Das sieht der BGH dann im Jahr 2017 anders: Zentrale Frage müsse sein, ob die quadratische Form für den Gebrauch von Schokolade typisch sei. Deren Hauptzweck sehen die Richter immer noch im Verzehr. Es komme also in allererster Linie auf den Geschmack und die Zutaten an. Ob sich die Schokolade in die Jacke stecken lässt, halten sie für nebensächlich. Also müssen die Patentrichter 2018 noch einmal entscheiden, diesmal gewinnt Ritter Sport. Aber jetzt landet Fall wieder in Karlsruhe.
Nun geht es um ein anderes Kriterium. Denn wenn das Zeichen, das wie das Quadrat einzig aus einer Form besteht, „der Ware einen wesentlichen Wert verleiht“, kann laut Gesetz für das Zeichen kein Markenschutz beansprucht werden, denn das Zeichen müsste dann auch anderen Unternehmen zur Verfügung stehen. Einen solchen Wert habe das Quadrat gerade wegen seiner Schlichtheit, meint Milka.
Das Patentgericht hat das anders beurteilt. Ein Quadrat sei „nichts anderes (…) als ein spezielles Rechteck“und verleihe einer Tafel Schokolade eben keine außergewöhnliche Wertigkeit. Das heißt: Ritter Sport würde seinen Markenschutz behalten. Aber was ist mit dem bekannten Slogan? Der ziele ja nun sehr stark auf Form („Quadratisch.“) und Funktionalität („Praktisch.“), sagt Milkas Anwalt Reiner Hall – und sei wesentlicher Teil des Erfolgs. Vom Geschmack her seien sich doch alle Schokoladen irgendwie ähnlich.

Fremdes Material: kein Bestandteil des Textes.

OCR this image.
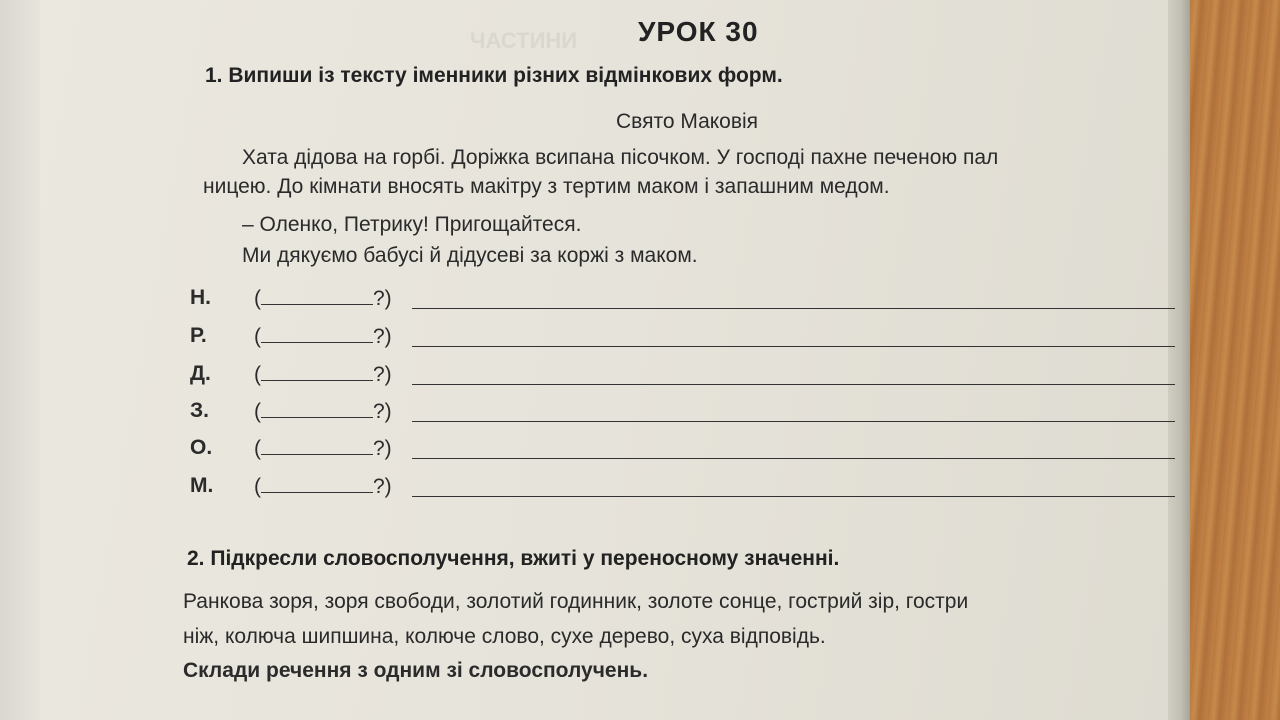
ЧАСТИНИ УРОК 30
1. Випиши із тексту іменники різних відмінкових форм.
Свято Маковія
Хата дідова на горбі. Доріжка всипана пісочком. У господі пахне печеною пал
ницею. До кімнати вносять макітру з тертим маком і запашним медом.
– Оленко, Петрику! Пригощайтеся.
Ми дякуємо бабусі й дідусеві за коржі з маком.
Н.	(	?)
Р.	(	?)
Д.	(	?)
З.	(	?)
О.	(	?)
М.	(	?)
2. Підкресли словосполучення, вжиті у переносному значенні.
Ранкова зоря, зоря свободи, золотий годинник, золоте сонце, гострий зір, гостри
ніж, колюча шипшина, колюче слово, сухе дерево, суха відповідь.
Склади речення з одним зі словосполучень.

Das sieht wiederum Ritter Sport anders: „Der wesentliche Wert einer Tafel Ritter Sport besteht in den guten Zutaten“, meint Thomas Seeger im Gespräch mit der „Schwäbischen Zeitung“. Und wenn man auf die umhüllende Verpackung abstelle, ließe diese weder das genaue Aussehen der Schokolade erkennen noch habe die Verpackungsform einen eigenen wesentlichen Wert. „Dies gilt sowohl bei rein ästhetischer Betrachtungsweise als auch in funktionaler Hinsicht. Die quadratische Verpackungsform schützt die Schokolade genauso wie beispielsweise eine rechteckige. Vor allem aber – und das wissen wir auch aus Umfragen – kaufen Verbraucher die Ritter Sport nicht wegen der quadratischen Verpackungsform. Damit jedoch hat die Verpackungsform eben keinen wesentlichen Wert“, sagt Seeger.
Das Urteil des Bundesgerichtshofs wird den Schokoladen-Krieg entscheiden. Es soll in den nächsten Wochen verkündet werden.